Limitations of the study
IOL material and design play an important role in the development of PCO, as was shown in a number of previous studies [
28,
43‐
46]. Although we documented the IOL model implanted in our patients and took care that the control group had a similar distribution of IOL models to those of the other groups, the groups of patients with the same IOL model were not large enough to provide any statistically significant conclusions about how and if the material and design of the IOL affect the use of energy during Nd:YAG capsulotomy. However, we believe that the influence of IOL material and design on the total-pulse energy required for Nd:YAG capsulotomy deserves a detailed statistical analysis of larger groups of patients with the same IOL model in the future studies.
The horizontal (
x) and vertical (
y) dimensions of capsulotomies were measured using the slit-lamp light beam. We approximated the capsulotomy area with rhombus having the diagonals in
x and
y axes. However, in the further studies we suggest to calculate this area more accurately by image processing, e.g., as was performed in the study of Kanellopoulos et al. [
47].
We also could not create a non-masking design of the study. This limitation could introduce bias from the operator towards the certain type of PCO and the total energy used. To minimize operator bias and to ensure a non-biased study, we strictly defined the study protocol as described in the Methods section.
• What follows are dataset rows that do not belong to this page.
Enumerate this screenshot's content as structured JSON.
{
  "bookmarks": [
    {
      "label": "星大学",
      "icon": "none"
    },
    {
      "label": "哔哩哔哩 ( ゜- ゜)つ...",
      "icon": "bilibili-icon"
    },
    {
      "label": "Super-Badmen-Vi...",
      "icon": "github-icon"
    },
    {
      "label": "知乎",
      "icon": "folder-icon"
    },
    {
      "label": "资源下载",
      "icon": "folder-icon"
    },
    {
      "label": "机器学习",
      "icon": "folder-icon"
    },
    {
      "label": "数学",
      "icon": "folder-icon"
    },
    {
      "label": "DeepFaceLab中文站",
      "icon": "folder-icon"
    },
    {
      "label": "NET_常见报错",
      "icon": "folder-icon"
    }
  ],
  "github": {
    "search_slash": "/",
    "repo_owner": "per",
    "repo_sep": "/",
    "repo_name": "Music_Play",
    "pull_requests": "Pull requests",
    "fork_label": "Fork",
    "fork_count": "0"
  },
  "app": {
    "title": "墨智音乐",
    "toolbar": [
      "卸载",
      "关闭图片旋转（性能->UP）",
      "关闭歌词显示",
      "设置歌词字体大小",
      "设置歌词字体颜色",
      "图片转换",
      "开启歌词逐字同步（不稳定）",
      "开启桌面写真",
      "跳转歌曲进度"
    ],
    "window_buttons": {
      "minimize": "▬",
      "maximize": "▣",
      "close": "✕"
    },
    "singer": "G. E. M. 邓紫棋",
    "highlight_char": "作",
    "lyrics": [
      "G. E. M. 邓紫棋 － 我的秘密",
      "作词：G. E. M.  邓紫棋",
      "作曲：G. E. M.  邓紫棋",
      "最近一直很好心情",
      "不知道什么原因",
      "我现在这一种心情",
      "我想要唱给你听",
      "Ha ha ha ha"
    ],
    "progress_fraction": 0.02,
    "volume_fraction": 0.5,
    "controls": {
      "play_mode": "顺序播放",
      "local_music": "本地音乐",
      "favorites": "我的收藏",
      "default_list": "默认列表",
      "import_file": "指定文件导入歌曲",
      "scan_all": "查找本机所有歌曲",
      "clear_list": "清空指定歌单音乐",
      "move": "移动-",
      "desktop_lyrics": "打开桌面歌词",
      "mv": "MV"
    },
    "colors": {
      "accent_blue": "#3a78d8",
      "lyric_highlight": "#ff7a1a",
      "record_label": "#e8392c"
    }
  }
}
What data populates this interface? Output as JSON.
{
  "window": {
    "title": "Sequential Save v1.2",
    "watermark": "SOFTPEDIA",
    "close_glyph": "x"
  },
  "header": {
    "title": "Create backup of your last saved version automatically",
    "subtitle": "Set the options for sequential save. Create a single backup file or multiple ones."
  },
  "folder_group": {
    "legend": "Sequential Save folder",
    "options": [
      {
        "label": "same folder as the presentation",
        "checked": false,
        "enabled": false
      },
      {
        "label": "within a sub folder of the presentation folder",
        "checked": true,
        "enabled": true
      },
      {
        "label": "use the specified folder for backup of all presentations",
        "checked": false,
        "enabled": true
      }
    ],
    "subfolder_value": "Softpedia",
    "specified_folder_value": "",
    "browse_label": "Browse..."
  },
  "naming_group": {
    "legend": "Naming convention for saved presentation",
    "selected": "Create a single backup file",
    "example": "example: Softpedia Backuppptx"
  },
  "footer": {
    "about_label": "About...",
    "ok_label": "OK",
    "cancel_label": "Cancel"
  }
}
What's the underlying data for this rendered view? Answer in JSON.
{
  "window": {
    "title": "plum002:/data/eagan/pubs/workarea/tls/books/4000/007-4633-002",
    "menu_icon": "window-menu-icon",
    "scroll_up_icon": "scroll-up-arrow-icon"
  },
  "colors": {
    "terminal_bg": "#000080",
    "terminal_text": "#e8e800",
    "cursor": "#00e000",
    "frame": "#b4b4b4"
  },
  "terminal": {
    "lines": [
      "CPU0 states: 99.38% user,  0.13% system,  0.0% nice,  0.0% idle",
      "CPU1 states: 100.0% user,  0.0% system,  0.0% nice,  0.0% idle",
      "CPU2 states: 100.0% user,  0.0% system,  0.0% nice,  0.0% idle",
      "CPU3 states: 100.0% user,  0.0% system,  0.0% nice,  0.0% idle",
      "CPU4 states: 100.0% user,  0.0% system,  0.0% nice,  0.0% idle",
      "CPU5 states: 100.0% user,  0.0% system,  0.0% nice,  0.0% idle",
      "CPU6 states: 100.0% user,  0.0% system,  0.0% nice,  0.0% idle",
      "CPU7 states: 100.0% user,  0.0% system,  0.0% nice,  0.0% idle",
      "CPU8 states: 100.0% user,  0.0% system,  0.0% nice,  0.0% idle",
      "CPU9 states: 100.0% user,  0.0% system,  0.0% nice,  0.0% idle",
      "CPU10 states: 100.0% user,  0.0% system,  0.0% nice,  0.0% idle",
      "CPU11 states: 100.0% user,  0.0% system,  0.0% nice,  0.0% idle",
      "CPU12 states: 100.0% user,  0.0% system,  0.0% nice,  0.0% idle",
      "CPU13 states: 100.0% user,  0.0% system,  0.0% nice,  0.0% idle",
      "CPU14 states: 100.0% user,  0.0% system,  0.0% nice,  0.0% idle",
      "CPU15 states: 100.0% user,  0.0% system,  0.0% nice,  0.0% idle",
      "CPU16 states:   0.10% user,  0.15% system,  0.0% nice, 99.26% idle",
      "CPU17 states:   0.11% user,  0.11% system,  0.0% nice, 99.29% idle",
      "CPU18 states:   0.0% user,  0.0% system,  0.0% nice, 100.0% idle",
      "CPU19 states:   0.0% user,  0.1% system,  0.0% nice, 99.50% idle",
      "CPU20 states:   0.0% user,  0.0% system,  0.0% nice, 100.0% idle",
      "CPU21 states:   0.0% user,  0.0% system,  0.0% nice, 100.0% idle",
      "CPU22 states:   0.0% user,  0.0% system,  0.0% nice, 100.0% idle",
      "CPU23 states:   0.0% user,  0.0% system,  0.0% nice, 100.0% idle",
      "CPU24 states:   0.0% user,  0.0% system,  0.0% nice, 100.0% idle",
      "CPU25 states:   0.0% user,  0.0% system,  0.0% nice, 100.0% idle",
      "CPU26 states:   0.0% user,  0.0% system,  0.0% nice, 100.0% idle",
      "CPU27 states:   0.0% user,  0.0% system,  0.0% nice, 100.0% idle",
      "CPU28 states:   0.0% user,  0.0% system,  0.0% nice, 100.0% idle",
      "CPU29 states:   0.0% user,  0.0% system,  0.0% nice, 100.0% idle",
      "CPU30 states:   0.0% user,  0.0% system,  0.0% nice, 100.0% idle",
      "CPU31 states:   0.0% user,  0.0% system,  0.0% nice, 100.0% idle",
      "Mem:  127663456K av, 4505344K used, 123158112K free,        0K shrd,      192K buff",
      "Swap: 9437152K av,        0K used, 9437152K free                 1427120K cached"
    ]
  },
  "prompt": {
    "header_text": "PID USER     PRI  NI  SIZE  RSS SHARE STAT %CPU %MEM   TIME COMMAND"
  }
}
Due to the similar dependence of the total-pulse energy on (i) the PCO type and (ii) the IOL/PC distance, we cannot claim that the IOL/PC distance is the only factor affecting the total-pulse energy that is needed to perform a capsulotomy. During our procedures we also found that the repeatability of the laser focus position (with respect to the PC capsule) depends on the patient’s cooperation, the surgeon’s skill, the angle of the capsulotomy contact glass and the quality of the laser system. The influence of the aforementioned working conditions cannot be neglected. For these reasons, we believe that it is worth performing an in-vitro experiment, under more reproducible conditions, that takes into account the findings of the present study. We believe that such an in-vitro experiment will clarify the isolated influence of the IOL/PC distance on the total-pulse energy and may reveal the main mechanisms that are responsible for the PC opening.